Perlambatan Ekspor di Tengah Gejolak Kenaikan Harga Komoditas dan Minyak Dunia
Senin, 11 Pebruari 2008
(Lutfi) Dengan melihat sepintas data selama 2005 – 2007, nilai ekspor Indonesia terus meningkat, yaitu US$ 85.660,
US$ 100.799, dan US$ 113.993 miliar (Gambar 1). Pertumbuhan ekspor mencapai 13,09% di tahun 2007. Pertumbuhan ekspor Indonesia sepanjang tahun 2007 lebih banyak ditopang oleh faktor eksternal yaitu kenaikan harga-harga komoditas agroindustri bukan karena peningkatan kinerja struktur produk ekspor yang ditandai dengan penurunan volume ekspor.

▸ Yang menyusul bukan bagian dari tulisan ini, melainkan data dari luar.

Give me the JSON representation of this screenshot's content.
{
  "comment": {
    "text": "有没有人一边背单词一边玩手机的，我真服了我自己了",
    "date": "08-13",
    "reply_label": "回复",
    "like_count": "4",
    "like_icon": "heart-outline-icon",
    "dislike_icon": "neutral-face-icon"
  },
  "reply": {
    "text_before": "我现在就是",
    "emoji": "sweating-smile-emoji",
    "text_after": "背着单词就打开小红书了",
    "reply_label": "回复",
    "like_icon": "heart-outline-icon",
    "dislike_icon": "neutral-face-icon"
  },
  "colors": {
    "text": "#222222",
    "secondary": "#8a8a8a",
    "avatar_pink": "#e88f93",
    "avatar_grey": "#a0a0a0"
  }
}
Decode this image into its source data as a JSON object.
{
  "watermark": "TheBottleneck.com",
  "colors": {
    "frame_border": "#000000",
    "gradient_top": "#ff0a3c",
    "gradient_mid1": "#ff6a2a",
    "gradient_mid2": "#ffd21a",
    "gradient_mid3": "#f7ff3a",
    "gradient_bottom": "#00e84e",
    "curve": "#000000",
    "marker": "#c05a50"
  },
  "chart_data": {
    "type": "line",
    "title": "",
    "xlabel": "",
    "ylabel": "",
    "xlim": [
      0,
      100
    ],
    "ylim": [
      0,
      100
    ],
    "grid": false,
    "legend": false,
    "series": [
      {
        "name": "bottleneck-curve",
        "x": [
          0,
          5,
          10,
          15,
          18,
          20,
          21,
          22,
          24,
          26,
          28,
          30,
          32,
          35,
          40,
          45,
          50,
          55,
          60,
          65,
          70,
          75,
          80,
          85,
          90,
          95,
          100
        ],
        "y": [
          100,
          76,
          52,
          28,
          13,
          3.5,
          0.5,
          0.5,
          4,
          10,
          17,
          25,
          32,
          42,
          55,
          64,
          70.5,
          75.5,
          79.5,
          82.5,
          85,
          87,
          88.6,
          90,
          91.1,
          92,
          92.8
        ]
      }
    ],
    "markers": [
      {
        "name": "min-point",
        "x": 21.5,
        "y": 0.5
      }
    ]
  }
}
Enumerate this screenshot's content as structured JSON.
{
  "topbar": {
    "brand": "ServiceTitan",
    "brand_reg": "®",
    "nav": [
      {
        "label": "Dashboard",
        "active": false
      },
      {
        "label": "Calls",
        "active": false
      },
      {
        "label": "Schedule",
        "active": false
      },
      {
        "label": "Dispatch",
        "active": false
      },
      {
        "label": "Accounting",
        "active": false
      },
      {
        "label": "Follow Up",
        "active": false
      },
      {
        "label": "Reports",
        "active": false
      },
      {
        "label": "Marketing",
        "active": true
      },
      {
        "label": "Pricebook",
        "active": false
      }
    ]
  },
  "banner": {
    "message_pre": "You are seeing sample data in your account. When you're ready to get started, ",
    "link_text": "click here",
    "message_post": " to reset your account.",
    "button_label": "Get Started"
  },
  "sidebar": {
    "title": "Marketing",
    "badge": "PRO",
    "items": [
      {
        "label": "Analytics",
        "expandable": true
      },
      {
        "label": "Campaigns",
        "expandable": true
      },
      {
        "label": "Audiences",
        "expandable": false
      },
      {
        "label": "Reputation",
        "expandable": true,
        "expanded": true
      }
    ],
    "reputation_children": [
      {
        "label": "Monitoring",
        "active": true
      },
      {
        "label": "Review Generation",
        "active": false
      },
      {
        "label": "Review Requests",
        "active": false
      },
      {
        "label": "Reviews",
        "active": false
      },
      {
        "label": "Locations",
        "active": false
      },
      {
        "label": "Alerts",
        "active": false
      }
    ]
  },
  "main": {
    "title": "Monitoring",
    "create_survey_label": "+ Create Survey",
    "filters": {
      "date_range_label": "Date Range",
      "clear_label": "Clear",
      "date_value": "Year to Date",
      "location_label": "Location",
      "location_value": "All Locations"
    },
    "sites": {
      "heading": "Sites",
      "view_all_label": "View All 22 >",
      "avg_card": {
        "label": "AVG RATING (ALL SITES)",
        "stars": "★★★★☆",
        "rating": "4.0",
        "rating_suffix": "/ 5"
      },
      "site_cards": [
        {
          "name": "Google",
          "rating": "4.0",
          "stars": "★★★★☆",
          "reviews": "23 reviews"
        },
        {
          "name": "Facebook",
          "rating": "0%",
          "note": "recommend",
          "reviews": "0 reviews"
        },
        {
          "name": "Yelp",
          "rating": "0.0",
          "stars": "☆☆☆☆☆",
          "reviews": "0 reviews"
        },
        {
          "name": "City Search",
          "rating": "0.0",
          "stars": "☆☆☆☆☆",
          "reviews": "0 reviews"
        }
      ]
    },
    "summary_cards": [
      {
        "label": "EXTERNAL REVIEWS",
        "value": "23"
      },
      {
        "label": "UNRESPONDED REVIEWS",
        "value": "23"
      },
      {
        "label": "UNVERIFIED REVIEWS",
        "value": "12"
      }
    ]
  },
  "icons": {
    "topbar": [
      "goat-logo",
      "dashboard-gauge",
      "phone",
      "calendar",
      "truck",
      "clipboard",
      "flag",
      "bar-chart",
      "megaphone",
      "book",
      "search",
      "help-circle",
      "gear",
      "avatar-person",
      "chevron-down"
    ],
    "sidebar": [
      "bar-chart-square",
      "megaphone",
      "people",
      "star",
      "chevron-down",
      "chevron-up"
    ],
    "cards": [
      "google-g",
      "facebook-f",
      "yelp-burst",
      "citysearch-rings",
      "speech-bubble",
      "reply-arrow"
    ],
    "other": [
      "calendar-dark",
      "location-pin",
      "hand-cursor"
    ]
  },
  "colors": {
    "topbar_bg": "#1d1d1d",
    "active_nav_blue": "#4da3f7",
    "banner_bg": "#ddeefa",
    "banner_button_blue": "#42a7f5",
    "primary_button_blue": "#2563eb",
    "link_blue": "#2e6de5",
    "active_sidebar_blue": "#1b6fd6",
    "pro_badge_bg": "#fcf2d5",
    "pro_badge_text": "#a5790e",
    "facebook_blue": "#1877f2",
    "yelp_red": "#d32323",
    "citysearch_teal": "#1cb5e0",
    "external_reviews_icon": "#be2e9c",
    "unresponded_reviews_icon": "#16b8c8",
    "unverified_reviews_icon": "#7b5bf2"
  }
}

Sedangkan bila dikaji lagi dengan melihat pertumbuhan ekspor Indonesia selama tiga tahun terakhir ini semakin menurun yaitu 19,66%, 17,67%, dan 13,09% (Gambar 2). Ini disebabkan terlambatnya Pemerintah dalam mengantisipasi kenaikan harga-harga secara global. Pada saat kenaikan harga komoditas dan minyak semakin tinggi justru volume ekspor Indonesia semakin menurun. Penurunan pertumbuhan ekspor merupakan peringatan bagi Pemerintah untuk segera melakukan perbaikan diberbagai bidang. Pertama, peran Departemen Perindustrian sebagai regulator dapat memberikan insentif bagi industri untuk melakukan perbaikan struktur produksi nasional. Kedua, Departemen terkait melakukan perbaikan infrastruktur yang mendukung kelancaran perekonomian nasional seperti perbaikan jalan dan jembatan, infrastruktur pelabuhan dan bandara, infrastruktur energi nasional dan lain-lain. Ketiga, Departemen Perdagangan sebagai ujung tombak marketing & sales harus berperan proaktif dalam setiap negosiasi perdagangan dan melakukan antisipasi terhadap perubahan yang terjadi dipasar dunia.
Penurunan pertumbuhan ekspor ini terjadi baik disektor migas maupun nonmigas. Penurunan pertumbuhan ini sangat signifikan di sektor migas yaitu sekitar 23%, 10% dan terakhir hanya 4% di tahun 2007 (Gambar 2). Dengan pertumbuhan sebesar itu maka Indonesia hanya menerima sedikit surplus dari kenaikan harga minyak mentah sepanjang 2007. Bada Pusat Statistik (BPS) mencatat neraca minyak dan gas 2007 surplus US$ 180 juta atau sekitar Rp 1,65 triliun selama tahun. Data ini sepertinya berlawanan dengan pendapat Menteri Energi dan Sumber Daya Mineral yang mengatakan bahwa Indonesia untung ketika harga minyak tinggi meskipun produksi minyak Indonesia turun (Kontan, 1 Februari 2008). Sedangkan sektor nonmigas dari sekitar 18,75% tahun 2005 menjadi 15,5% tahun 2007. Ironisnya, perlambatan ini terjadi ditengah gejolak kenaikan harga komoditas dan harga minyak dunia sedangkan Indonesia terkenal sebagai negara berbasiskan pertanian dan (masih) merupakan anggota OPEC.
Hal yang ironis lainnya ialah lonjakan laju peningkatan impor yang sangat drastis. Pada tahun 2006 laju impor mencapai 5,83% sedangkan di tahun 2007 melonjak menjadi 21,84% (Gambar 3). Laju pertumbuhan impor yang jauh lebih cepat daripada laju ekspor ini juga semakin mengkhawatirkan Indonesia akan menjadi negara importir. Negara importir ialah sebuah negara konsumtif tanpa (atau sedikit) melakukan kegiatan produktif.
Dalam 1,5 tahun terakhir ini (periode Pemerintah SBY-JK), Pemerintah harus bekerja keras dalam membenahi sektor-sektor yang terkait untuk meningkatkan produktivitas bangsa. Jangan sampai rezim pemerintahan saat ini dikenang sebagai Pemerintah yang menjerumuskan bangsa dan negara Indonesia sebagai bangsa konsumtif dan negara importir.
Penulis adalah Peneliti Senior CIDES
Lutif Alkatiri adalah Kepala Departemen Penelitian CIDES.